After excitation of skeletal muscle, the disturbed ion homeostasis is restored by Na⁺, K⁺ ATPase of the sarcolemma and Ca²⁺ ATPase of the sarcoplasmic reticulum (SR). Contrary to Na⁺, K⁺ ATPase, the concentration and isoenzyme distribution of SR Ca²⁺ ATPase in human skeletal muscle depend on fibre type and age. In cultured human muscle cells the concentration and activity of Na⁺, K⁺ ATPase and SR Ca²⁺ ATPase increase with maturation.

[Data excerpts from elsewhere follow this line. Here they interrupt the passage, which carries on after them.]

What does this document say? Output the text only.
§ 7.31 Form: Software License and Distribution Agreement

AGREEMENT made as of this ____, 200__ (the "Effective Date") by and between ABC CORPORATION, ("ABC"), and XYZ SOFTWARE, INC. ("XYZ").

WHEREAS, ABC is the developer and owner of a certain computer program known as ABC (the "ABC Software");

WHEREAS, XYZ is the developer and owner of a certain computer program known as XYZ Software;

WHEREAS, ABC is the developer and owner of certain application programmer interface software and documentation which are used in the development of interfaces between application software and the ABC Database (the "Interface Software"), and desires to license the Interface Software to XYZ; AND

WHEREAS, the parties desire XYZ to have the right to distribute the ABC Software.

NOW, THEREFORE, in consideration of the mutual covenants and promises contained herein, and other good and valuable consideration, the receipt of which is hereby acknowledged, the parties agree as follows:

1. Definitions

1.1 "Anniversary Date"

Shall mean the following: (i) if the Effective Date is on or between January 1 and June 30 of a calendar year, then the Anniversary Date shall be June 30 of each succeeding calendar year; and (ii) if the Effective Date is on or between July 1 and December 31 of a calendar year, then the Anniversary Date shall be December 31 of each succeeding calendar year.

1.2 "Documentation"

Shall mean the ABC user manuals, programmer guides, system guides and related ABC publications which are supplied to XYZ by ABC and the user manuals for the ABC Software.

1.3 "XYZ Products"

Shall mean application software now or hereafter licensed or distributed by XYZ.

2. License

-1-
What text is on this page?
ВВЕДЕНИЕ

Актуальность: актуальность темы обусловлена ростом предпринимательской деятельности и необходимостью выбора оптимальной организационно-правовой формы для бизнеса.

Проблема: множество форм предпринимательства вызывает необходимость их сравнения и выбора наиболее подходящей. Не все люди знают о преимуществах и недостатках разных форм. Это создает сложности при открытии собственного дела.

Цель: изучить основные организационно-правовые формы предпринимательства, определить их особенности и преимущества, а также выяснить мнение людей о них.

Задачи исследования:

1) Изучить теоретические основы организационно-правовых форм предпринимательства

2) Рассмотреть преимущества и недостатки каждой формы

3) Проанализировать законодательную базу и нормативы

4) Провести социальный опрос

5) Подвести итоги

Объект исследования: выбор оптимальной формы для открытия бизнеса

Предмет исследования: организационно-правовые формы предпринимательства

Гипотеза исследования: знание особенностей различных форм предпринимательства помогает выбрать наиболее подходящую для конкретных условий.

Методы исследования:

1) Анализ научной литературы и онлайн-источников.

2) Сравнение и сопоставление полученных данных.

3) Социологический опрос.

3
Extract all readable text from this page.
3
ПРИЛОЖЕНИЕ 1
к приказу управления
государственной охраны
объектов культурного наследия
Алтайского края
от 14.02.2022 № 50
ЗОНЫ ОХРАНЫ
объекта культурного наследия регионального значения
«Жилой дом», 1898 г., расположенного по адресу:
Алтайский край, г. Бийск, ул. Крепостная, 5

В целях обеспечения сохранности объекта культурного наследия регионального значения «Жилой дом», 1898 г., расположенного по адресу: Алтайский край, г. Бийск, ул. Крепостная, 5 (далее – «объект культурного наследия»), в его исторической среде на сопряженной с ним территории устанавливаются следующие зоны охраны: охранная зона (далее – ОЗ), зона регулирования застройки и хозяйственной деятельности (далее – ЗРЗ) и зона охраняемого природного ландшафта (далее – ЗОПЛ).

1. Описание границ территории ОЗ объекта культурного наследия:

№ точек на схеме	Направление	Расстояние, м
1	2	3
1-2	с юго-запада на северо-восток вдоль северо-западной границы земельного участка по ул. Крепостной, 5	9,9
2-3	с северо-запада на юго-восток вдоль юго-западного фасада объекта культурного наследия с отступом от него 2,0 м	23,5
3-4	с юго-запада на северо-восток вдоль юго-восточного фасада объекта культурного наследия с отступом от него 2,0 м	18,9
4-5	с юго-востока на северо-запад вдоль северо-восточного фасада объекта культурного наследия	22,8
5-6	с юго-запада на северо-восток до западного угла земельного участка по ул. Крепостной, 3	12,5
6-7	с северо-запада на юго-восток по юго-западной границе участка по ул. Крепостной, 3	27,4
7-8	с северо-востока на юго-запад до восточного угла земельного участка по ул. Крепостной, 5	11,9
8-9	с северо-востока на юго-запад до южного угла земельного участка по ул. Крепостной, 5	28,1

In skeletal muscle and cultured muscle cells of patients suffering from myotonic dystrophy (MyD), the activity and the concentration of both Na⁺, K⁺ ATPase and SR Ca²⁺ ATPase are decreased by about 40%. In addition, we measured in cultured MyD muscle cells at rest an increased cytosolic Ca²⁺ concentration ([Ca²⁺]_i) caused by active voltage‐operated Ca²⁺ channels, which are inactive in resting control cells. However, the restoration of a stimulus‐induced Ca²⁺ transient is unaffected. A differentiation‐related disturbance of membranes or a modulation defect of membrane proteins may play a role in MyD.

In skeletal muscle and cultured muscle cells of patients suffering from Brody's disease, which is characterized by impaired muscle relaxation, the SR Ca²⁺ ATPase activity is reduced by about 50%, but the concentrations of total SR Ca²⁺ ATPase and the predominant SERCA1 isoform are normal. Diseased muscle cells show a delayed restoration of [Ca²⁺]_i after stimulation, which might be explained by structural modifications of SERCA1. Reduction of the Ca²⁺ release by drugs balances the excitation–relaxation cycle of the pathological cells.